SUBHEAD: Peak oil is dead (and global warming doesn't feel so well, either).

By Ugo Bardi on 14 December 2012 for Cassandra's Legacy -

Image above: Illustration of "Indifferencc"  by Waikiki resident Kate Owhl. From (http://owhl.deviantart.com/art/Indifference-294154627).

Interest in peak oil seem to have died out nearly completely during the past few years. Something similar seems to be happening for climate change. Of course, the fact that people are not interested in Google-clicking on some concept doesn't mean that the concept is wrong or it is nothing to be worried about. It only means that people are so worried about their everyday troubles that they don't have time and willingness to worry about issues that seem to be not an immediate concern.

I understood that something was wrong when I went to give a look to the stats of the Italian version of my blog; "Effetto Cassandra". That blog had been having a remarkable success; at least for a blog that deals with scientific matters. In a few years, it had climbed up to third place among Italian scientific blogs according to "ebuzzing" - not bad at all! And then, during the past few months, the ratings of Effetto Cassandra had been sliding down, until it was below the 100th position. What was I doing wrong with my posts?

It took me some time to find an explanation - I can't say it is the only one, but it makes sense. It is not my fault if Cassandra's ratings have been going down. ALL blogs dealing with climate change and peak oil seem to be losing ground - that includes even denialist blogs! At least, in this we have something in common.

People just seem to be losing interest in everything related with climate change and depletion. I would never have expected that: just now that evidence is accumulating for rapid changes both about depletion and about climate change. Come on, don't you see the writing on the wall? High prices of all mineral commodities, droughts, wildfires, hurricanes and assorted disasters! How come that people can't connect the dots?

And yet, that is what is happening. You find the explanation in an article by Andy Revkin about the public perception of Hurricane Sandy. Citing George Marshall, it says;

"Disasters can reinforce social networks and with them established norms and worldviews". 

In other words, when people face immediate difficulties, they tend to emphasize short term solutions and have no time to worry about the ultimate reasons of what's befalling on them.

The article by Revkin makes for some sobering reading because it says, basically, that the worse things will get, the less people will care about fixing the reasons of the troubles. Unfortunately, it seems that this is exactly what's happening now with peak oil and climate change.

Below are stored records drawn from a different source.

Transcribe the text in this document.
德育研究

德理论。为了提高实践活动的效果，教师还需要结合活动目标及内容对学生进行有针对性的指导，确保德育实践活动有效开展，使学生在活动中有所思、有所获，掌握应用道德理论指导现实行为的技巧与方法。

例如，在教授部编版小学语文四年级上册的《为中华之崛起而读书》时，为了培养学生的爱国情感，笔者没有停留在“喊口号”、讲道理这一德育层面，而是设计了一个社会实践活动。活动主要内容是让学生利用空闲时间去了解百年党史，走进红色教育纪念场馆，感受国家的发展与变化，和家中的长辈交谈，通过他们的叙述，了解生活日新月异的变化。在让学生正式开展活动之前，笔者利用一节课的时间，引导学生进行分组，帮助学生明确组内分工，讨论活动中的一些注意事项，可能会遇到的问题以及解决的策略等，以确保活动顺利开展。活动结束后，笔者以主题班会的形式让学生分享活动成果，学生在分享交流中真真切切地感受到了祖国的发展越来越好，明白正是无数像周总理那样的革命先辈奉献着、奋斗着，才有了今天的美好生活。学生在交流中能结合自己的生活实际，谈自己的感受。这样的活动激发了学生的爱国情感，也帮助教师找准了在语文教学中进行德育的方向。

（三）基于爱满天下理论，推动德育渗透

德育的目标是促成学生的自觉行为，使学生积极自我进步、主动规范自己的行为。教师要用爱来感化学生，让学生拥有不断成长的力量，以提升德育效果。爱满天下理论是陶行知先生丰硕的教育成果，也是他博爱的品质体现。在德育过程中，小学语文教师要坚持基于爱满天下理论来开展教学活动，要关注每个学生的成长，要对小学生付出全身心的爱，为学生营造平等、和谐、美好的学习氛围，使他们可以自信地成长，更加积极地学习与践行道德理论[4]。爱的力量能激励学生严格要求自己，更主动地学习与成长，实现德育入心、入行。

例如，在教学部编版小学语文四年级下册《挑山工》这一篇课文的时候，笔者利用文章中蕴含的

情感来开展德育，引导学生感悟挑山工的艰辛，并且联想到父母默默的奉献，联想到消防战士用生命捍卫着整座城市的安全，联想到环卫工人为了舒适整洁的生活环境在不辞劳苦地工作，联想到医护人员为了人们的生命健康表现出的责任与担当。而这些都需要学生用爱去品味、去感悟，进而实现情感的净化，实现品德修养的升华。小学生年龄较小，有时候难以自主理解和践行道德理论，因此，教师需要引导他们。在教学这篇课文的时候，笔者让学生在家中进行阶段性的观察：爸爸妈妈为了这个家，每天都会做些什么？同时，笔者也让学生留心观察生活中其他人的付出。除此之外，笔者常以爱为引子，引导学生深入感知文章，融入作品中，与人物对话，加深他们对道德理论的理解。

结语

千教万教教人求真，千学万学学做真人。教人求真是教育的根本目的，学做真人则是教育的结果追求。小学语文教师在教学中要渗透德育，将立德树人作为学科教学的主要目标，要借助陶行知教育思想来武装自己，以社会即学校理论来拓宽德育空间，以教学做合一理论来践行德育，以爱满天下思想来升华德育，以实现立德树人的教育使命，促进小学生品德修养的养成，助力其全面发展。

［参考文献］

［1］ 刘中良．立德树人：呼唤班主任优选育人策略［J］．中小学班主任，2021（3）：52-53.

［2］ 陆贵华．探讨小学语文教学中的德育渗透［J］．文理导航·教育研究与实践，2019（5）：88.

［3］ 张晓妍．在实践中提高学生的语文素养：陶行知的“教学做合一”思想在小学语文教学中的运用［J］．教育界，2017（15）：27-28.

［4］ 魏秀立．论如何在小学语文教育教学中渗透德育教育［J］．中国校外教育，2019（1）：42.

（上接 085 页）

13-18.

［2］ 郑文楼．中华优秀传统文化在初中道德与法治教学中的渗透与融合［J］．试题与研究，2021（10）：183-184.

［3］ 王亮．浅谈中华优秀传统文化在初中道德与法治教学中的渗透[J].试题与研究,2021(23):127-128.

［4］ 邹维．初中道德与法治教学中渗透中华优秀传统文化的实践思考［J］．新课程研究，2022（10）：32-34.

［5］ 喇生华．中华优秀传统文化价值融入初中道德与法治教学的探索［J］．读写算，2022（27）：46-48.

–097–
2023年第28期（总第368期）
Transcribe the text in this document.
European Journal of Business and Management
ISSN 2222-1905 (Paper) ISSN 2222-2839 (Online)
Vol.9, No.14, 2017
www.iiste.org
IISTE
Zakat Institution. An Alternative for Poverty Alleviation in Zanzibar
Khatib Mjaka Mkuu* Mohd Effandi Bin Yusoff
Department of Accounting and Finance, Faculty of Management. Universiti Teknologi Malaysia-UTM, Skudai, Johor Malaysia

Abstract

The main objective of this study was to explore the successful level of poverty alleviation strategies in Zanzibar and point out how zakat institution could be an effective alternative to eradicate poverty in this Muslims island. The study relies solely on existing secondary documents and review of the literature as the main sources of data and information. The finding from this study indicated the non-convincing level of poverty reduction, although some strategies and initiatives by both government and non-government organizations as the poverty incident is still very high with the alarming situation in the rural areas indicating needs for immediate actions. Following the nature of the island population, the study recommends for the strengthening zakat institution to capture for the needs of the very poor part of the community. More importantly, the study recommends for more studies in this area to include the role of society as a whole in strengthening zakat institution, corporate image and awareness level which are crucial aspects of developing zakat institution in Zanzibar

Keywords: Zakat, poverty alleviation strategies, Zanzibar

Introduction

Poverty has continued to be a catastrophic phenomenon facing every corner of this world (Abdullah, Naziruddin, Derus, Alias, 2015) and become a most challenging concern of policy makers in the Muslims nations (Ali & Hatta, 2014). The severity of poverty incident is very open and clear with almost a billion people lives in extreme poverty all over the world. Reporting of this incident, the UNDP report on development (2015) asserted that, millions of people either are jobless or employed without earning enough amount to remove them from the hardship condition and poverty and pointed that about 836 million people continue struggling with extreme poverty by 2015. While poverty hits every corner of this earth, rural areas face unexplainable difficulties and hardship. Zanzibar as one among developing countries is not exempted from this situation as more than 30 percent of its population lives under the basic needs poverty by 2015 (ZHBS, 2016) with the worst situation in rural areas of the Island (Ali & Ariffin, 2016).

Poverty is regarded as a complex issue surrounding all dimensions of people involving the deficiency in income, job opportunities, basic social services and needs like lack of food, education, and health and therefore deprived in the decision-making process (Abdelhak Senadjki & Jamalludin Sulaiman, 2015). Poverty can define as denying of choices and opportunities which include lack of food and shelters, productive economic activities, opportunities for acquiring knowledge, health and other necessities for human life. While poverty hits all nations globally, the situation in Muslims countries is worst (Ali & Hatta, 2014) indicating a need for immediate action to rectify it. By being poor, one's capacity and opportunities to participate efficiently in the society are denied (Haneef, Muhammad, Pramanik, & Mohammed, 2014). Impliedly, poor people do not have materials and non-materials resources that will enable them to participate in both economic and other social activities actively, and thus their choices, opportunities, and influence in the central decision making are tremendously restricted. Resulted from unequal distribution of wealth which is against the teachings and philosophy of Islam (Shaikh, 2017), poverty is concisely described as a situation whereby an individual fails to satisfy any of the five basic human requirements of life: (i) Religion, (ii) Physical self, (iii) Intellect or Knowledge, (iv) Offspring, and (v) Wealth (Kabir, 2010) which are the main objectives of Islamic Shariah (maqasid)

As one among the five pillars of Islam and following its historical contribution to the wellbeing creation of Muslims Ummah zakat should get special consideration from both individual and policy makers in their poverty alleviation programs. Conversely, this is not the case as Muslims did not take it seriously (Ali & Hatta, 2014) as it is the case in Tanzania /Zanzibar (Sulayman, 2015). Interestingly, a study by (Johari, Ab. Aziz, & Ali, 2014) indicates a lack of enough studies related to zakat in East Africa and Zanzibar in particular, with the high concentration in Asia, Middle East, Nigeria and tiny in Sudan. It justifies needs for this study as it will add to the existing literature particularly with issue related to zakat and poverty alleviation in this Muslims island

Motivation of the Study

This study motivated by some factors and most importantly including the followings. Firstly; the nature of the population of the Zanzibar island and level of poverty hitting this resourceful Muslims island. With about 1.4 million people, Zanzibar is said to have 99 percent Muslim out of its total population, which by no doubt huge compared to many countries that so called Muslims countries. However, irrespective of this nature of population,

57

So, if people don't care about the real reasons of the troubles we are having, what are they clicking on google? Well, here is an example: "chemtrails" seem to be much more interesting than peak oil.



Dharma Sanctuary said...

climate change is mostly a political phenomenon. the science that supports it is cloudy. all the planets in the solar system are going through major changes, as is Earth. Peak oil is a concern, but it will take many years for it to translate into a full blown crisis. presently we are faced with an immanent financial collapse, and a rogue government that wants to kill off the populace. these are more important things to pay attention to. it is just a matter of priorities. don't take it personal.

Gelfling said...

Dharma- There are some folks who don't believe in science at all, and i think it's important to respect folks's beliefs. However if you are a believer in science i think you can look at the research data yourself and make a determination. i don't think you will see that the data is at all unclear. Additionally- no matter what the cause of the change, such a drastic change will have drastic effects on our cities.

The argument here for immediate concerns seems reasonable, but there may be additional causes. I think at some point the bulk of people learn about a topic and then it becomes popular as the phrase goes into the mainstream. After that some people decide that they are unwilling to change their behavior, and some people don't feel like they can do anything to help. Both of those groups may stop reading. There is also a lot of talk of economic recovery in the US, and so do less 'worried googling' and i wonder if that might play into it. Although maybe not, for the readers of Effetto Cassandra may not care much about US 'recoveries'.